Yesterday I treked through Costo with a membership-holding friend, the first time I had been there in over a year. In the olden days before Trader Joe's arrived in town, I might have picked up maple syrup, smoked salmon, Cabot cheddar cheese in big blocks, giant bags of salad, maybe some red snapper, but this time, I walked out with kitchen trash bags and a large box of organic chicken doggie treats-"No wheat, no corn, no by-products!"--from Castor & Pollux, Lincoln, Nebraska. ( The dawg approved.)
Later that night I read an excerpt in The Week from a piece by Steven Rinella in Outside magazine about his quest to eat dog, in Hanoi. He eats grilled strips of sesame crusted dog, dog feet ( I blogged once about the dog feet platter that whipped past those of us at the vegetarian table at a banquet in China), even plain old boiled dog leg. And he is not happy, though he knows much of the world does eat dog. ( Apparently native people of the Americas once were hound chow hounds, if you will. )
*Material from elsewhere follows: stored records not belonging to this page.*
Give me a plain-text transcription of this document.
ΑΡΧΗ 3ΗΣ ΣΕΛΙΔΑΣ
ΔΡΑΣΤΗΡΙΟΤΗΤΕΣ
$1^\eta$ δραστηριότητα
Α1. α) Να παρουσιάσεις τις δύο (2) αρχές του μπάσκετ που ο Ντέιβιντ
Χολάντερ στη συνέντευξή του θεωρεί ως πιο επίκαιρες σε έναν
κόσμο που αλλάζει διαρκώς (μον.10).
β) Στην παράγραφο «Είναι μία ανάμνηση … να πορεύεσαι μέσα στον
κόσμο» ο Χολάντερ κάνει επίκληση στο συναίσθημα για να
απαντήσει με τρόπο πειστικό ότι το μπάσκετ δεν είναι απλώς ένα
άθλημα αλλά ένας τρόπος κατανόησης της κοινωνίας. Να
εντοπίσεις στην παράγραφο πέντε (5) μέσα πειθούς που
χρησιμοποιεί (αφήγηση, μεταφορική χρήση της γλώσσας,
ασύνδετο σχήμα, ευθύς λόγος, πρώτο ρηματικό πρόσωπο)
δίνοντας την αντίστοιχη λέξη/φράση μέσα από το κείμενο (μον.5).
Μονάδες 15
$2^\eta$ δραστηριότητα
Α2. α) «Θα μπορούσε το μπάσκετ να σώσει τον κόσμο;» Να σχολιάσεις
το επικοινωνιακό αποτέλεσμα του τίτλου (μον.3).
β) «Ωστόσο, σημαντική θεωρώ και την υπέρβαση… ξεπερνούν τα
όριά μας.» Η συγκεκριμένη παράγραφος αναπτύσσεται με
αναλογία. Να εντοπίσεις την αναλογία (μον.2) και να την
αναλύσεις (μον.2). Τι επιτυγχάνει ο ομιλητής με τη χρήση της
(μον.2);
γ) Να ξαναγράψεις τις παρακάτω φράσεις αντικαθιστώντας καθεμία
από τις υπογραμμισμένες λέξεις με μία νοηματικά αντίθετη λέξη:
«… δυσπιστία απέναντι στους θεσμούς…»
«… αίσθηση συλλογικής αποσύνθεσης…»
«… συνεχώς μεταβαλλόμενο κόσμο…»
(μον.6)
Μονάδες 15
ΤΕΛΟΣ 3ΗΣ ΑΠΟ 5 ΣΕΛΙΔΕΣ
On his final day of eating dog---you can read the entire story here---he reports:
"I'm trying to will myself into a nonchalant attitude—just a guy in a restaurant eating his meal. I can't do it. I'm forcing it down, and it is not enjoyable. At this point, I've answered for myself the question I wanted answered: If your culture and your culinary curiosities go head to head, culture's going to win. It'll win even if you're rooting against it."
So---Even extreme eaters like Rinella cannot easily block memories of furry family pets while trying to reconsider them as food.
And then there are feathered pets---I first gave up eating chicken when our zany, alert pet hen, Harold, wandered into my kitchen in Belgium one evening. Chicken breasts about to go in the oven for dinner were on the table. I picked her up for a cuddle, in the manner she liked, and realized ( duh!) that her scrawny little chest was an unsettling reminder of the breasts I had just dredged in flour.
Since that time over 30 years ago, I have indeed eaten some occasional chicken--the rosemary-infused organic roast chicken perfected by my pal on the Hudson River, for example--and the inadvertent hen that I try to skirt in one dish at my local Thai buffet, and, of course, I feed chicken to my pet.
If you get to know most any animal at all well--a dog, a pig, a lamb, a hen--then it's so...
"I did not become a vegetarian for my health, I did it for the health of the chickens." Issac Bashevis Singer
( Dog pictured was the recipient of the organic chicken cookies, not a meal.)